Timeline of Computer History

 

CompactFlash card and connector sockets (top)

CompactFlash

When CompactFlash is introduced by SanDisk, it is quickly adopted and becomes the preferred memory storage option in many consumer as well as professional electronic devices. It was highly popular in digital still and video cameras, and although its dimensions were slightly larger than some other memory card formats, its ruggedness and high capacity made it a preferred choice. Although most CompactFlash units used flash memory, some actually relied on a hard disk.


 

ESRB ratings

Entertainment Software Rating Board

The release of violent video games such as Mortal Kombat, Night Trap, and Doom leads to a set of congressional hearings in 1992. While several companies, including Sega and 3DO, had individual, voluntary ratings systems for their games, there was no industry-wide system in place. As a measure to pre-empt the possibility of a governmental rating board being created, several of the largest game providers created the ESRB to give ratings to video games. These ratings, ranging from Early Childhood to Adults Only, are given to games as a guideline for parents and consumers, similar to those given to films by the MPAA. These ratings have led to some controversy ranging from the appropriateness of the categories themselves to the effect they have on commerce as many stores refuse to stock Adult Only games.


 

Zip Disk with case

Iomega Zip Disk

The Iomega Zip Disk is released.
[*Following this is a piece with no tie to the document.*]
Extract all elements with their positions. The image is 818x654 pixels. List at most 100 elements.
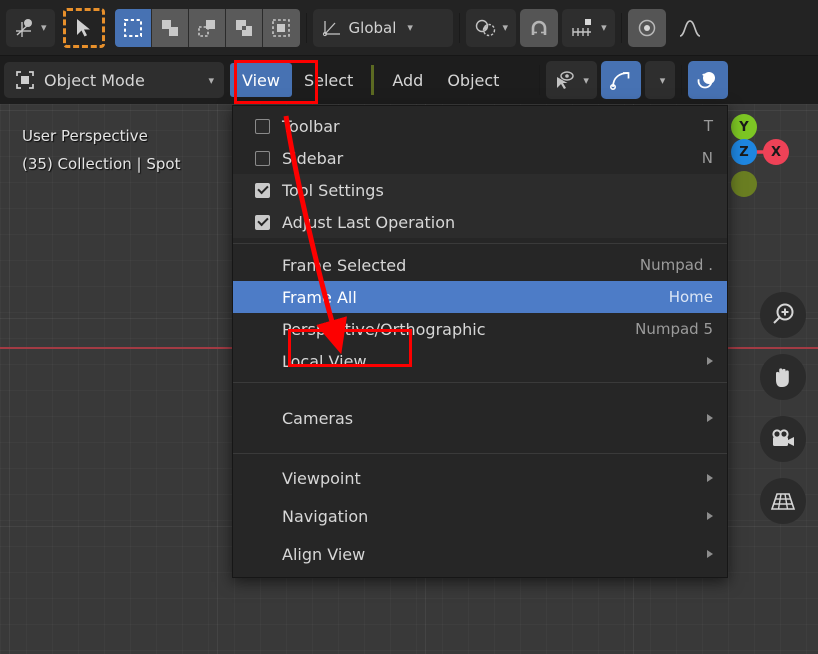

The initial Zip system allowed 100MB to be stored on a cartridge roughly the size of a 3 ½ inch floppy disk. Later versions increased the capacity of a single disk from 100MB to 2GB. Like hard disks but unlike other floppies, ZIP drives used a non-contact read/write head that “flew” above the surface. Reliability problems and low-cost CDs eventually made ZIP disks obsolete.


 

Acorn RISC PC

RISC PC is released

Replacing their Archimedes computer, the RISC PC from UK's Acorn Computers uses the ARMv3 RISC microprocessor. Though it used a proprietary operating system, RISC OS, the RISC PC could run PC-compatible software using the Acorn PC Card. The RISC PC was used widely in UK broadcast television and in music production.


 

White House Web site

Web momentum moves to US

When main Web inventor Tim Berners-Lee forms the World Wide Web Consortium (W3C) in 1994, the European headquarters are slated for the Web’s birthplace, CERN in Switzerland, with U.S. headquarters at MIT in Boston. But then CERN changes its plans and the core team of Web developers gets split among several French research sites. Also in 1994, Vice-President Al Gore supports a prominent White House Web site, as well as encouraging funding of W3C in the U.S.

Perhaps most important, Silicon Valley begins to invest in the commercial possibilities of the Web – including Java and the formation of Netscape. The momentum for Web development shifts further West, and never returns to Europe.